Same thing on File handle. Internally File handle may have different implementations in addition to its memory resource. Calling fopen in one module and calling fwrite and fclose in another one could result problems as the data FILE* points could be different in CRT runtimes.
But you can certainly pass FILE* or memory pointer back and forth between two modules.
One issue I've seen with having different versions of the MSVC runtime loaded is that each runtime has its own heap, so you can end up with allocations failing with "out of memory" even though there is plenty of memory available, but in the wrong heap.

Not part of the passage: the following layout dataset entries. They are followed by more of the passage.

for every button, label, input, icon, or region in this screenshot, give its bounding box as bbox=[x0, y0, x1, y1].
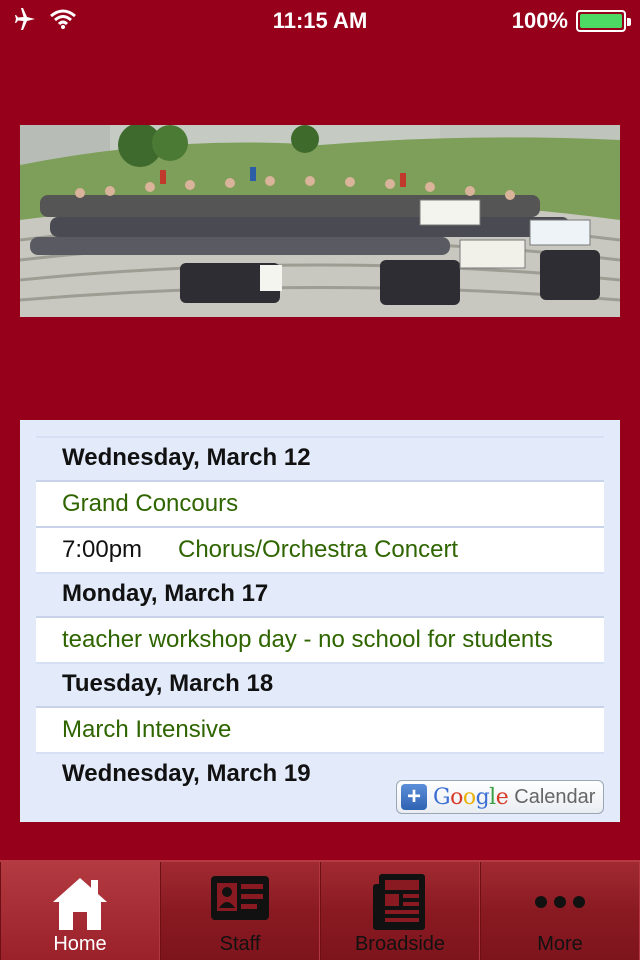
tab-home-label: Home bbox=[53, 933, 107, 955]
status-bar: 11:15 AM 100% bbox=[0, 0, 640, 40]
id-card-icon bbox=[209, 872, 271, 929]
tab-staff-label: Staff bbox=[219, 933, 261, 955]
calendar-day-header: Tuesday, March 18 bbox=[36, 662, 604, 706]
calendar-event-row[interactable]: Grand Concours bbox=[36, 480, 604, 526]
google-calendar-button[interactable]: + Google Calendar bbox=[396, 780, 604, 814]
event-title: March Intensive bbox=[62, 716, 232, 743]
calendar-day-header: Wednesday, March 12 bbox=[36, 436, 604, 480]
plus-icon: + bbox=[401, 784, 427, 810]
tab-home[interactable]: Home bbox=[0, 862, 160, 960]
google-logo-text: Google bbox=[433, 784, 509, 810]
more-dots-icon bbox=[529, 872, 591, 939]
tab-broadside-label: Broadside bbox=[354, 933, 446, 955]
banner-photo bbox=[20, 125, 620, 317]
group-photo-illustration bbox=[20, 125, 620, 317]
tab-bar: Home Staff Broadside More bbox=[0, 860, 640, 960]
home-icon bbox=[49, 872, 111, 939]
event-title: Chorus/Orchestra Concert bbox=[178, 536, 459, 563]
tab-more[interactable]: More bbox=[480, 862, 640, 960]
calendar-event-row[interactable]: 7:00pm Chorus/Orchestra Concert bbox=[36, 526, 604, 572]
google-calendar-label: Calendar bbox=[514, 785, 596, 808]
newspaper-icon bbox=[369, 872, 431, 939]
battery-fill bbox=[580, 14, 622, 28]
tab-staff[interactable]: Staff bbox=[160, 862, 320, 960]
calendar-event-row[interactable]: March Intensive bbox=[36, 706, 604, 752]
event-title: teacher workshop day - no school for stu… bbox=[62, 626, 553, 653]
status-right: 100% bbox=[511, 8, 631, 34]
battery-icon bbox=[576, 10, 631, 32]
calendar-event-list[interactable]: Wednesday, March 12 Grand Concours 7:00pm C… bbox=[36, 436, 604, 794]
tab-broadside[interactable]: Broadside bbox=[320, 862, 480, 960]
battery-percent: 100% bbox=[511, 8, 568, 33]
calendar-event-row[interactable]: teacher workshop day - no school for stu… bbox=[36, 616, 604, 662]
event-time: 7:00pm bbox=[62, 536, 143, 563]
calendar-day-header: Monday, March 17 bbox=[36, 572, 604, 616]
event-title: Grand Concours bbox=[62, 490, 239, 517]
tab-more-label: More bbox=[537, 933, 583, 955]
calendar-panel: Wednesday, March 12 Grand Concours 7:00pm C… bbox=[20, 420, 620, 822]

The major problem with this is that the problems can occur at runtime. At the binary level, you've got DLLs making function calls, eventually to the OS. The calls themselves are fine, but at runtime the arguments are not. Of course, this can depend on the exact code paths exercised.
Worse, it could even be time- or machine-dependent. An example of that would be a shared resource, used by two DLLs and protected by a proper reference count. The last user will delete it, which could be the DLL that created it (lucky) or the other (trouble)
As far as I know, there isn't a (safe) way to check which version of the CRT a library is statically linked with.
You can, however, check the binaries with a program such as DependencyWalker. If you don't see any DLLs beginning with MSVC in the dependency list, it's most likely statically linked.
If the library is from a third part, I'd just assume it's using a different version of the CRT.
This isn't 100% accurate, of course, because the library you're looking at could be linked with another library that links with the CRT.
if CRT handles are a problem, then don't expose CRT handles in your dll exports :-)
don't pass memory pointers around (if an exported class allocates some memory, it should free it... which means don't mess with inline constructor/destructor?)
This MSDN article (here) says that you should be alterted to the problem by linker error LNK4098. It also suggests that passing any CRT handles across a CRT boundary is likely to cause trouble, and mentions locale, low-level file I/O and memory allocation as examples.